A tribute to the man responsible for bringing Sojourner Truth to Battle Creek sits at the corner of Hubbard Street and Graves Avenue.
The planning for Willis Commons, named for Henry Willis, started in February 1996, according to Vivian Laws-Ritter who along with her twin sister Velma Laws-Clay spearheaded the effort to ensure that Willis’ legacy would not be forgotten.
Henry Willis "was responsible for bringing Sojourner Truth to the Quaker Meeting House in Battle Creek,” Laws-Ritter says. After visiting Battle Creek at Willis’s request in 1856, Truth bought a home at Harmonia, which is now part of the Fort Custer Industrial Park.
The land now occupied by Willis Commons -- an area from Hubbard Street to Michigan Avenue to Parkway Drive -- was originally owned by Willis and was eventually purchased by Laws-Ritter and other members of her family who were the first African Americans to live in the predominantly white neighborhood. In addition to the Willis property, the Laws family purchased several other properties surrounding the family’s home on Hubbard Street as a way to preserve the neighborhood.
Laws-Clay was the founder of the Sojourner Truth Institute in Battle Creek. She appointed her twin sister, Laws-Ritter, National Ambassador of the Institute in 1996.
“This is one of the first areas of Battle Creek that really opened up to African American residents and we decided to see what we could do to enhance the neighborhood,” Laws-Ritter says.
Their efforts were supported by Neighborhoods, Inc., the City of Battle Creek, and Leila Arboretum, who worked together with neighborhoods in the city on restoration and improvement efforts.

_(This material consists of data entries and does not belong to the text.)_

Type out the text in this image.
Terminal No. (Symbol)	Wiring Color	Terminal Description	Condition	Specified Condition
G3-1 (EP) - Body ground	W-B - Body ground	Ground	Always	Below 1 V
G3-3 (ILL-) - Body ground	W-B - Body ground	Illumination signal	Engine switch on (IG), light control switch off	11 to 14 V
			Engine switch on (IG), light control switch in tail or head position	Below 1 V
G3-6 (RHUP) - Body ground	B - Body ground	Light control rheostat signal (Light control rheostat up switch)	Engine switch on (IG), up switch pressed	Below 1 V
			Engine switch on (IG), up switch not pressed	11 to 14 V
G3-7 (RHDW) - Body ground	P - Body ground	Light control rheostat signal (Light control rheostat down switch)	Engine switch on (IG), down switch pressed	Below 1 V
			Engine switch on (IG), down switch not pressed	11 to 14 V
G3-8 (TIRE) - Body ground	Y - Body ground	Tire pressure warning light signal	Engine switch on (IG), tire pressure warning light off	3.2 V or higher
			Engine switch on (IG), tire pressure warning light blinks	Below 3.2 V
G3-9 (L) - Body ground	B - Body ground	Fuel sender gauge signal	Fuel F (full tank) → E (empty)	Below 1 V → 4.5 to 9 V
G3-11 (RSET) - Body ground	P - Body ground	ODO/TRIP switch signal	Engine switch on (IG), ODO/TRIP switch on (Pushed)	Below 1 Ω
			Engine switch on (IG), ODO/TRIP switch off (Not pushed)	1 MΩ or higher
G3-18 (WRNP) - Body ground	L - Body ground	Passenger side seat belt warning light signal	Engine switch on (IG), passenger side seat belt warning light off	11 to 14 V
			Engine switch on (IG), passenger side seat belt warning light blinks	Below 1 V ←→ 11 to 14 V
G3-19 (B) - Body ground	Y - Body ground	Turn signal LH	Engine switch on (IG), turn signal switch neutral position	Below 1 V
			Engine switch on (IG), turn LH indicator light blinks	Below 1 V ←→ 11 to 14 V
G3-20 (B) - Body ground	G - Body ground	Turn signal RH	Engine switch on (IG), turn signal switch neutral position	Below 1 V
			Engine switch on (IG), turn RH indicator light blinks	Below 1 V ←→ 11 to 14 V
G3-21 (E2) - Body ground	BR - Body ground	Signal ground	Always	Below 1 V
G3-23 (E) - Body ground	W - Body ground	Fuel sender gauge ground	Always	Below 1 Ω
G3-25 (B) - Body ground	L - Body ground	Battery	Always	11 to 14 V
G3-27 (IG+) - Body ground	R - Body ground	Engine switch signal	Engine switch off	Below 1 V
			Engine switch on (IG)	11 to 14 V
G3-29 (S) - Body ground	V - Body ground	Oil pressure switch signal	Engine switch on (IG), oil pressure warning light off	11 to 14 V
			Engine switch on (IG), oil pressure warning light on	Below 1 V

Laws-Ritter says she and her sister knocked on doors at each house in the neighborhood to let residents know about the improvement project. Their outreach efforts resulted in a group of about 20 residents who gathered each month to work on the improvement project.
A sign at the corner of Hubbard and Graves bears the words “Willis Commons” along with a rendering of the Liberty Bell.
“Commons relates to the community as a whole,” Laws-Ritter says. “The Liberty Bell was chosen because of Mr. Willis’s efforts to help slaves escape and achieve freedom for all.”
The corner lot bearing the sign was once the site of numerous neighborhood gatherings. Laws-Ritter says those gatherings dwindled over the years as children grew up and left and leadership in the neighborhood dwindled.
Even so, the importance of Willard Commons remains.
“We are still very proud of Willis Commons and what it represents,” Laws-Ritter says.